As I posted before, I was thinking of using VGA for a while, but my first real breakthrough in the design was the thought that rather than just reading directly off of the chip I could read one byte off, store that in a latch, then with a 8-to-1 chip, I could read one bit at a time off of that and display it.  It meant, more importantly to me, that only three 74 series chips would be run at 25mhz, and all the others would be run at 3.125 Mhz, which meant no high-speed problems (which I read I should avoid). It also meant that my need for fast ram would be cut, and I’d have a tonne of time to do things, but I had already found and bought a fast ram chip. So with that, I devised three other principles, which I’d use in the design.

My Basic Principles;

• TTL  and fast TTL at that, S, ACT, or F
• Give the ram as much room as possible, but get fast SRAM
• Simple bus management

Fast TTL

One of my biggest fears was that when it was finished, the various latencies due to propagation etc would cause some bug (Turns out this was true, but different then I expected). I didn’t have a great logic analyzer or scope, so I wanted to keep these as small as possible. Also, power and cost wasn’t going to be an issue, I wanted to not have to dance too much around delays. So I chose chips who’s delays were in the range of 1-10ns. In hind-site it seems as if didn’t really matter that much, if you have bus contention, 2-4ns is enough time to mess everything up and the design was simple enough that delays could really stack up.

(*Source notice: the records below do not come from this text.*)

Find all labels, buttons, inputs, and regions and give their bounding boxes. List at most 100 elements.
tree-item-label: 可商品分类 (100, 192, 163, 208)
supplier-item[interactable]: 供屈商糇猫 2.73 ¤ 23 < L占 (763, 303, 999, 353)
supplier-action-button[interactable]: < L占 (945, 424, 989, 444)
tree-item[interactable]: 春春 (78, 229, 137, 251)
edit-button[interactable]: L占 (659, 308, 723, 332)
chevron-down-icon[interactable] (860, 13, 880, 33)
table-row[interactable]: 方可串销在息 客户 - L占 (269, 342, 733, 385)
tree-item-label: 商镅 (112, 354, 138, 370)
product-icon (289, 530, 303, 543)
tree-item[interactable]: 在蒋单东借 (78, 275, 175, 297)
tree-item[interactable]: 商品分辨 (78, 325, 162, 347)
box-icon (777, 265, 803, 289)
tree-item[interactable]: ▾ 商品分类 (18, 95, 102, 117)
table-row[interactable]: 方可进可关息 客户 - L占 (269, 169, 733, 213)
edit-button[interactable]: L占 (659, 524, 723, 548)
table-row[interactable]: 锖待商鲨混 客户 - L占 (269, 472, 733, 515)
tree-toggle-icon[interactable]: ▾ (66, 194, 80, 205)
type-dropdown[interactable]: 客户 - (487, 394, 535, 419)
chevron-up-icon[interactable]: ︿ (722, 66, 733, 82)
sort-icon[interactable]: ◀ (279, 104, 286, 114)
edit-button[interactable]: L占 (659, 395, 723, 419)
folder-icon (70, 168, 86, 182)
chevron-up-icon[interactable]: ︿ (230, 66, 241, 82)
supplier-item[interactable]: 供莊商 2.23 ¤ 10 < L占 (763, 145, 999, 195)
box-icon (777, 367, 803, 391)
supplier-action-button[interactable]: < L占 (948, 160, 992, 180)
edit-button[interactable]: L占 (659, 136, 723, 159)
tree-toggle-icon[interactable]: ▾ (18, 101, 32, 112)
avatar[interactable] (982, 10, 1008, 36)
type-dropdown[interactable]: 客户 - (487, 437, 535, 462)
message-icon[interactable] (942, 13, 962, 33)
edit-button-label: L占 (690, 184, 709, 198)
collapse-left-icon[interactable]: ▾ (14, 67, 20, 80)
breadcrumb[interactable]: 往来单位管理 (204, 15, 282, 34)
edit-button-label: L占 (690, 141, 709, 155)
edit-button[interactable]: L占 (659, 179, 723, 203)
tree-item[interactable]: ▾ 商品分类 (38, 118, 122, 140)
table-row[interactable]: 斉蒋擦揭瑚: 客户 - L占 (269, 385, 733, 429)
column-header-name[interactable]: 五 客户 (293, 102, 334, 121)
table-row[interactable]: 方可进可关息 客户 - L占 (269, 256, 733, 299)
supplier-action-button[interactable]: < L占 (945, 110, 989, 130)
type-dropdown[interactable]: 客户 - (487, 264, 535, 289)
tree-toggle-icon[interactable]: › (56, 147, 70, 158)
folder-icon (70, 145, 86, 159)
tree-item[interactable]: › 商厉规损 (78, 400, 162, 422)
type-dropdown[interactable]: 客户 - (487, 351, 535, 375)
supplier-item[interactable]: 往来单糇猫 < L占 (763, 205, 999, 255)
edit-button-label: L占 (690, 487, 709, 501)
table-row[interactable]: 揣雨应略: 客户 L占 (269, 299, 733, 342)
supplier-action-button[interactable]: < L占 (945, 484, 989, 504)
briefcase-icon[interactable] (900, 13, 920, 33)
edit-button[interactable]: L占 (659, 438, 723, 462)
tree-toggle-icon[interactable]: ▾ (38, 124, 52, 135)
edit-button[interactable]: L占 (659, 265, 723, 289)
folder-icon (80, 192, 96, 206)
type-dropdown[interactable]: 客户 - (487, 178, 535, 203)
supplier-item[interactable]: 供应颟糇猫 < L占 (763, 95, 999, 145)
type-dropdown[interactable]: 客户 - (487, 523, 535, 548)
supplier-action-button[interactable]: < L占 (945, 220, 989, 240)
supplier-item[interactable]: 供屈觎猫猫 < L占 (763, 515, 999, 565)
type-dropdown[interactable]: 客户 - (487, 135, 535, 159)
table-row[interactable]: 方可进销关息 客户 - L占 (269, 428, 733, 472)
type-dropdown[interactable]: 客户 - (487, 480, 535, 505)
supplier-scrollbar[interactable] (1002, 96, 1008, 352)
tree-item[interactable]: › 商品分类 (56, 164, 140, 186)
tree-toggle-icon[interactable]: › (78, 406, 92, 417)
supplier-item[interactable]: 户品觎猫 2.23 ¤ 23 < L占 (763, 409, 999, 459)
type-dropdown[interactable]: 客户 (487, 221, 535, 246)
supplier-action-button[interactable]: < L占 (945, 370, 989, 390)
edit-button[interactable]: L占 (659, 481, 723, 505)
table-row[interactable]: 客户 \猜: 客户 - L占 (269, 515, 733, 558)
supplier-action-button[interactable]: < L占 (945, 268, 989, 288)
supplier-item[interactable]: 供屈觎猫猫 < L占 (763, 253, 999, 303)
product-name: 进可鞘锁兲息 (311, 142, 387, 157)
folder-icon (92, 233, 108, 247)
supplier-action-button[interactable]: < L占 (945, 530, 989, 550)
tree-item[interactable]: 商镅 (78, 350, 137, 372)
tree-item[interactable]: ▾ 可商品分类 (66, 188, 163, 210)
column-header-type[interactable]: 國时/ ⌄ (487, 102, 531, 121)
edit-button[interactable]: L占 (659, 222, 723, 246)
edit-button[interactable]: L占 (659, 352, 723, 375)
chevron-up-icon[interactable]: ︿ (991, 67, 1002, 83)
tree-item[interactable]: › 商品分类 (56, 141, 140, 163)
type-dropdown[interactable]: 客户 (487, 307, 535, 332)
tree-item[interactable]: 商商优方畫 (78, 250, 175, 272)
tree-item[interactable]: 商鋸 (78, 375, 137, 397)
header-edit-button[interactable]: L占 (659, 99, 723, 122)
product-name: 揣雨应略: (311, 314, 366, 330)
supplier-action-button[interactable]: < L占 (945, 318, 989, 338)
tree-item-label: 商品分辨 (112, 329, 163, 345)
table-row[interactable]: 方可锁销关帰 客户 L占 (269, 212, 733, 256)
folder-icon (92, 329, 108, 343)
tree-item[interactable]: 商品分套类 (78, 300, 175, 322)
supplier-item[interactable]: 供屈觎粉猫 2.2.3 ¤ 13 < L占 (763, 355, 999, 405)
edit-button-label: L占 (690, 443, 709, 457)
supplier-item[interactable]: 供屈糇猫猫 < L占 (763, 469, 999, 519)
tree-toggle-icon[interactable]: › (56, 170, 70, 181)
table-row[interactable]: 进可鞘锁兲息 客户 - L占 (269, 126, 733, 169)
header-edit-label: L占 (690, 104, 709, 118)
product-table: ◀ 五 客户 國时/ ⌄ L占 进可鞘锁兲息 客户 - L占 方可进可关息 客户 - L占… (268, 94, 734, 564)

Why TTL? Well, as I found, and is probably best suited for a post of its own, when looking for chips I found the most availability and speed in the TTL line. CMOS was often unavailable, it sucked reading about a great chip, then not being able to find it, or if it was available, it was surface mount and expensive.

Ram Speed

In looking at Rams, I found a really fast 12ns 256kb SRAM. VGA has a clock speed of 25.125 Mhz, which corresponds to roughly 40ns between clock cycles. I wanted RAM that was faster than one refresh, in case as I ironed out the design I needed to fall back to that. Even though my design could handle ram 10x slower, I didn’t want to be boxed into that.

Simple Bus Management

This was one of the biggest issues I had, how to communicate between the Arduino and the Card. This was my biggest shortfall as well. I thought the simplest approach was a ‘ram ready’ signal. I would send this from the card when I had enough time to expose the internal bus to the arduino. I realize now this was a big mistake, but at the time, it meant just some transceivers. The thought came to me that the SX-28 that was handling the bus availability would know when the bus would be ready, so it could signal to arduino that it was ok to send, and the arduino could just loop waiting for the signal to know it could progress to the next byte to be stored. At first I thought this could happen at the end of every scan line. But that was silly on my part, it turns out it was only really available a couple of times during the vertical refresh areas.